Nouvelles
11/02/2020

PEGI Celebrates Safer Internet Day: Together For A Better Internet

sid2020VIDEO GAMES INDUSTRY SHARES BEST PRACTICE IN PROTECTION OF MINORS

The industry statistics for the European video games industry are eye-watering: the sector is worth a whopping €20bn - that’s more than all the other creative industries put together. Video games are played by 54% of the EU population aged 6-64, amounting to 250 million video gamers, and – surprising fact - 46% of them are female. It provides entertainment, innovation, employment, education, nurtures creative, artistic and technological talent, inspires new ways of understanding and interacting with the world around us and pushes the boundaries to deliver technologies with wide-ranging cross-over potential.  Europe’s video games industry is undoubtedly an economic success story – but with this success and with 75% of 6-15 year olds in the key markets of Germany, Italy France, Spain and UK playing video games, there comes responsibility, a responsibility the industry takes extremely seriously.

As we celebrate Safer Internet Day, we believe the video games industry has a valuable case study in the protection of minors and in the use and management of effective, adaptive self-regulatory tools to share with the wider creative and technology sector.

https://www.betterinternetforkids.eu/web/pegi

Tools for responsible game-playing

PEGI was founded in 2003 by ISFE (Europe’s video games industry association) as a self-regulatory age rating system for video games.  Prior to PEGI, there were a few budding initiatives to help parents ensure their children played video games with appropriate content. These were brought together and harmonised in PEGI, a system that could be rolled out across all of Europe with immediate effect.

The PEGI System is based on a Code of Conduct - a set of rules to which every publisher using the PEGI system is contractually committed. The Code deals with age labelling, promotion and marketing, privacy, community behaviour standards for subscribers that prohibits subscribers from introducing content or indulging in online behaviour which is illegal, offensive, racist, degrading, corrupting, threatening obscene or which might permanently impair the development of young people, and the removal of inappropriate content.

Nearly all major game platforms have the PEGI ratings as an integral part of their parental control tool systems. It was created with physical video games in mind, before video game playing became largely digital and players were able to download games and interact with other players in real-time.  It might have been ahead of its time when it was created but it has proved to be a constantly reviewed and adapted best-practice tool to protect minors, to help parents and to build trust with consumers by ensuring that reliable information about video game content is provided in a responsible manner  -including information on age labelling and content descriptors that alert parents to in-game purchases, bad language, violence, frightening content, drugs, sex or discrimination, for example.

PEGI is used and recognised throughout Europe – PEGI-rated products are marketed in more than 38 countries today – and it has the enthusiastic support of the European Commission.
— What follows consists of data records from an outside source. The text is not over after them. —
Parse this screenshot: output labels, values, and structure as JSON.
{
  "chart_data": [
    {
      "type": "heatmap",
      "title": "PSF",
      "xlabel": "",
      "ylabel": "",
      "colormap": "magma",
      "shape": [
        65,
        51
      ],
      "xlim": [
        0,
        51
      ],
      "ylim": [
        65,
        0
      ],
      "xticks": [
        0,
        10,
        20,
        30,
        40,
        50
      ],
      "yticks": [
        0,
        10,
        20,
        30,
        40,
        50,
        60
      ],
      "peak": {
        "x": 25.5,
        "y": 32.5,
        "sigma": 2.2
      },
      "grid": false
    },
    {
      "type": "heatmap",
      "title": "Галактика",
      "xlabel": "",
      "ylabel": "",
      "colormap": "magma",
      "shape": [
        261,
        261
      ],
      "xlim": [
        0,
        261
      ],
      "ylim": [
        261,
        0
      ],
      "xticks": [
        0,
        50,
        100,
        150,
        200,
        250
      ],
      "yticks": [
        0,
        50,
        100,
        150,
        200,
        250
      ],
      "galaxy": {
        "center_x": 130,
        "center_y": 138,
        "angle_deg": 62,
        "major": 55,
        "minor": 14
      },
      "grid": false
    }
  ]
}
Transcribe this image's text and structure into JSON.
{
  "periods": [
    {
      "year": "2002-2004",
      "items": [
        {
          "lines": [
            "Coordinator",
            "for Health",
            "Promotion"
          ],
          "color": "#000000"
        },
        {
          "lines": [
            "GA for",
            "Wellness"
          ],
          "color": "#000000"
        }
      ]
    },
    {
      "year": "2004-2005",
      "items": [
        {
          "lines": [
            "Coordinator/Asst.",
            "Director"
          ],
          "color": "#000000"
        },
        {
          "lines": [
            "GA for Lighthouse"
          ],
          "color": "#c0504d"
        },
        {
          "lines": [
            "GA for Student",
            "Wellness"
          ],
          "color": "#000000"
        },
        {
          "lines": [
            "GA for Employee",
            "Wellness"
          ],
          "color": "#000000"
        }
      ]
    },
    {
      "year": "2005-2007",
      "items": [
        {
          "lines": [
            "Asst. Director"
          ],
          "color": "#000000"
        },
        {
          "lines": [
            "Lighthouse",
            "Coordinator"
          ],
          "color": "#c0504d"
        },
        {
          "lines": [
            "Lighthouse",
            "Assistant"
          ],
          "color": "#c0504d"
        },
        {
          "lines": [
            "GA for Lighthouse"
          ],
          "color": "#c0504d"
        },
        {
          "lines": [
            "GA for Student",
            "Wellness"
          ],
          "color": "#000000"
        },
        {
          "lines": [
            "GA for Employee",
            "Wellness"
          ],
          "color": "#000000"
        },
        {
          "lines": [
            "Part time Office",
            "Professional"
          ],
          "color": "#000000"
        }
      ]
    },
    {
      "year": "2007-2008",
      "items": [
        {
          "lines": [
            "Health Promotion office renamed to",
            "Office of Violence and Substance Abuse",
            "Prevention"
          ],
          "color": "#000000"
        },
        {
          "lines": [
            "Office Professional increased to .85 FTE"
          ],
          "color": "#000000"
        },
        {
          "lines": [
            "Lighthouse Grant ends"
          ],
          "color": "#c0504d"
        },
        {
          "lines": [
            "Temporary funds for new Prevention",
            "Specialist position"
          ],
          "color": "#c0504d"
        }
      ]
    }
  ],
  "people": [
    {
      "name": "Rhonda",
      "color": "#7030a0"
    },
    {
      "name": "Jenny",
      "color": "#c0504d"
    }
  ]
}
It is considered as a model of European harmonisation in the field of minor protection and consumer transparency and is governed by a range of experts including:

•parent and consumer organisation representatives

•child psychology experts

•media experts

•age rating experts

•representatives from national authorities

•academic experts in video games

•lawyers expert in European minor protection laws

•video game industry experts

The importance of the parent/child dialogue

While parental control tools are important, the industry also encourages parents to show an interest in the games their children like to play, to play with them and to talk with them about responsible gaming and their online behaviour. Today’s digital environment is an integral part of the modern society and parents need to engage with their children in their digital activities just as they would do in their children’s artistic, musical and physical activities. The video game industry, often in partnership with parent organisations, and other bodies such as media literacy organisations, has forums and websites at national levels in place for this specific purpose which are continuously updated to keep parents and carers informed.

Video games provide major consumer benefits and are undeniably an integral part of 21st century entertainment, education and interaction. PEGI works with the industry to ensure that video game players everywhere  - and children in particular - continue to enjoy great experiences.  That is our raison d’être and we will continue to work tirelessly to deliver an enjoyable, safe, responsible and transparent environment for Europe’s video game playing community.  It takes an industry to accept responsibility towards minors and to resource and respect the likes of PEGI, but it can be done.